Lafza-i Celal’den celal silsilesinin, Rahman ve Rahim isimlerinden cemal silsilesinin tecelli ettiğini açıklar. |
Süre | 40 dk. |
Seviye | İleri Seviye |
Yöntem ve Teknik-Etkinlik | Ben Hangi Esma’yım Tekniği – Beslemesiz Geçme Oyunu |
Materyal ve Teknoloji | |
İşleniş/Öğrenme-öğretme süreci | İlgili metin okutulur. Daha sonra Ben Hangi Esmayım tekniği uygulanarak öğrenme-öğretme süreci devam eder.

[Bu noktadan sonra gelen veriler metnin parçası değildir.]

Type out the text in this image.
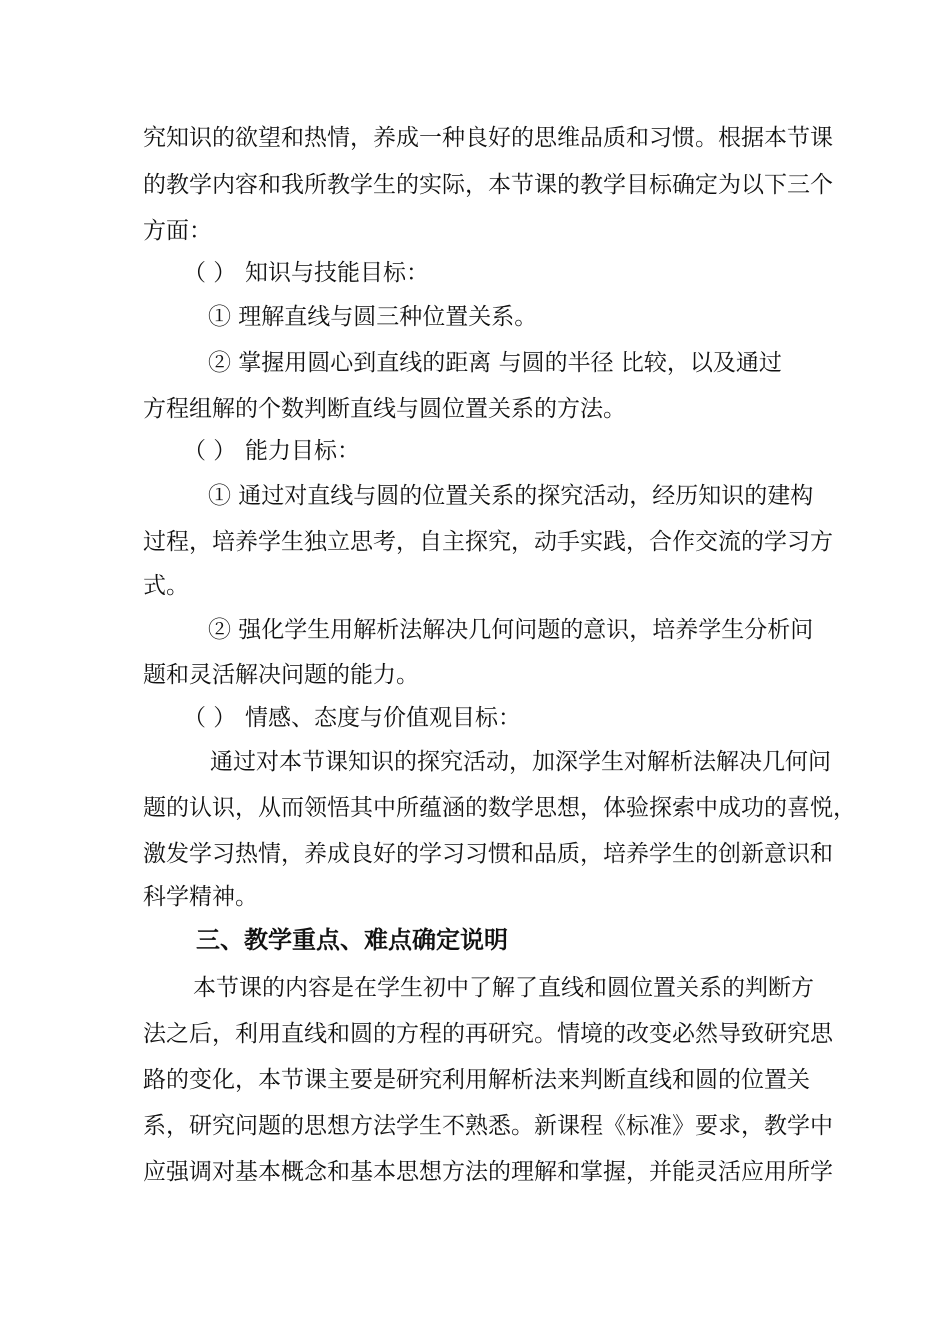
究 知 识 的 欲 望 和 热 情 ， 养 成 一 种 良 好 的 思 维 品 质 和 习 惯 。 根 据 本 节 课
的 教 学 内 容 和 我 所 教 学 生 的 实 际 ， 本 节 课 的 教 学 目 标 确 定 为 以 下 三 个
方面：
（ ） 知识与技能目标：
① 理解直线与圆三种位置关系。
② 掌握用圆心到直线的距离 与圆的半径 比较，以及通过
方程组解的个数判断直线与圆位置关系的方法。
（ ） 能力目标：
① 通过对直线与圆的位置关系的探究活动，经历知识的建构
过程，培养学生独立思考，自主探究，动手实践，合作交流的学习方
式。
② 强化学生用解析法解决几何问题的意识，培养学生分析问
题和灵活解决问题的能力。
（ ） 情感、态度与价值观目标：
通过对本节课知识的探究活动，加深学生对解析法解决几何问
题的认识，从而领悟其中所蕴涵的数学思想，体验探索中成功的喜悦，
激发学习热情，养成良好的学习习惯和品质，培养学生的创新意识和
科学精神。
三、教学重点、难点确定说明
本节课的内容是在学生初中了解了直线和圆位置关系的判断方
法之后，利用直线和圆的方程的再研究。情境的改变必然导致研究思
路的变化，本节课主要是研究利用解析法来判断直线和圆的位置关
系，研究问题的思想方法学生不熟悉。新课程《标准》要求，教学中
应强调对基本概念和基本思想方法的理解和掌握，并能灵活应用所学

BEN HANGİ ESMAYIM? ETKİNLİĞİ Seçilen bir kişi, Cenab-ı Hakkın esması rolünde söylenen üç özelliği ifade ettikten sonra «Ben Hangi Esmayım?» sorusunun yöneltildiği tekniktir. Örneğin, benim üstümdeki esma kudreti ifade eder, gibi… Örnek: Öğrenciler arasında ilgili metinde geçen esma-i ilahiye(Allah, Rahman, Rahim, Ğaffar, Rezzak, Muhyi, Mumit) paylaştırılır. Öğrencilerden konularını arkadaşlarına söylememeleri istenir. Kendine düşen esma-i ilahiye ile ilgili gerekli bilgiyi metinden araştırır. Sırasıyla her öğrenci kendisine verilen esmayla ilgili her defasında bir bilgi verir ve “Ben Hangi Esmayım?” diye sınıfa sorar. Öğrenciler söz alarak esma-i ilahiye tahmin ederler. Öğrenci arkadaşları bilene kadar ipucu vermeye devam eder. Daha sonra diğer öğrencilere geçilir.

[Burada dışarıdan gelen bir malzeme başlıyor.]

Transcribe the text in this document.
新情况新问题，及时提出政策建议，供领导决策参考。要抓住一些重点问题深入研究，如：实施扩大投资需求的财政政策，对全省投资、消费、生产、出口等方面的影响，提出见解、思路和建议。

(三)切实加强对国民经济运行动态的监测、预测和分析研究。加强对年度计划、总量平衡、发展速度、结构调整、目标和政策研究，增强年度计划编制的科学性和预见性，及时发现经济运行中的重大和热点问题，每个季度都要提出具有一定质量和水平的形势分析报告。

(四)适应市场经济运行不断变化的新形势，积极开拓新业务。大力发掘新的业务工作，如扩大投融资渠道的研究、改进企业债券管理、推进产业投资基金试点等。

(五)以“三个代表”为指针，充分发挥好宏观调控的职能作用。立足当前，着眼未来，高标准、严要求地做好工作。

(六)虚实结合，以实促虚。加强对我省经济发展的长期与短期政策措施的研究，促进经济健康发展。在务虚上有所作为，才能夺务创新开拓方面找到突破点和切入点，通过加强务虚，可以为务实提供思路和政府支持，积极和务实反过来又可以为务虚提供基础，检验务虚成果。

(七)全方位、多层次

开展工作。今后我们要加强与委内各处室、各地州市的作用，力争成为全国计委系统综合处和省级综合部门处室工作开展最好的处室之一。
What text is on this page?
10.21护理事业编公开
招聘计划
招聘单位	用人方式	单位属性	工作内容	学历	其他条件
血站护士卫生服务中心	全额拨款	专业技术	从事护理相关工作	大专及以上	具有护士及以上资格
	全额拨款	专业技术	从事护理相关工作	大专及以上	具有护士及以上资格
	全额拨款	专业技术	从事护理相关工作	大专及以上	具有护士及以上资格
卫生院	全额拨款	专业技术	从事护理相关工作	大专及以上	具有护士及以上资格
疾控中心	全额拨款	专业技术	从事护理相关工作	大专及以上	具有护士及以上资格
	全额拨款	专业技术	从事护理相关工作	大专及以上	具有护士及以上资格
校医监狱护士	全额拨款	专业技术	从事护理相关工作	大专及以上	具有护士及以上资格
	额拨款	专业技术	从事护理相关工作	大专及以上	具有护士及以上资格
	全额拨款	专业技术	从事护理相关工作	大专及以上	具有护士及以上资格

Daha sonra Beslemesiz Geçme Oyunu uygulanır,
BESMELESİZ GEÇME OYUNU Bir hayat düsturu olabilecek şeyler için tekerlemeler oluşturulur. Öğretmen kendisi bu tekerlemeyi oluşturabileceği gibi, öğrencilerin de oluşturması için gerekli adımları belirleyip kullanabilir. Besmelesiz geçme Bismillahirrahmanirrahim de Bismillah ne tükenmez hazine Ne kadar güzel bir dua
Bismillâhirrahmânirrahîm BİSMİLLÂH BİSMİLLÂH Her şey O’nunla başlar, Diner onunla yaşlar, Kurtlar, kuşlar, ağaçlar, Zikreder dağlar, taşlar.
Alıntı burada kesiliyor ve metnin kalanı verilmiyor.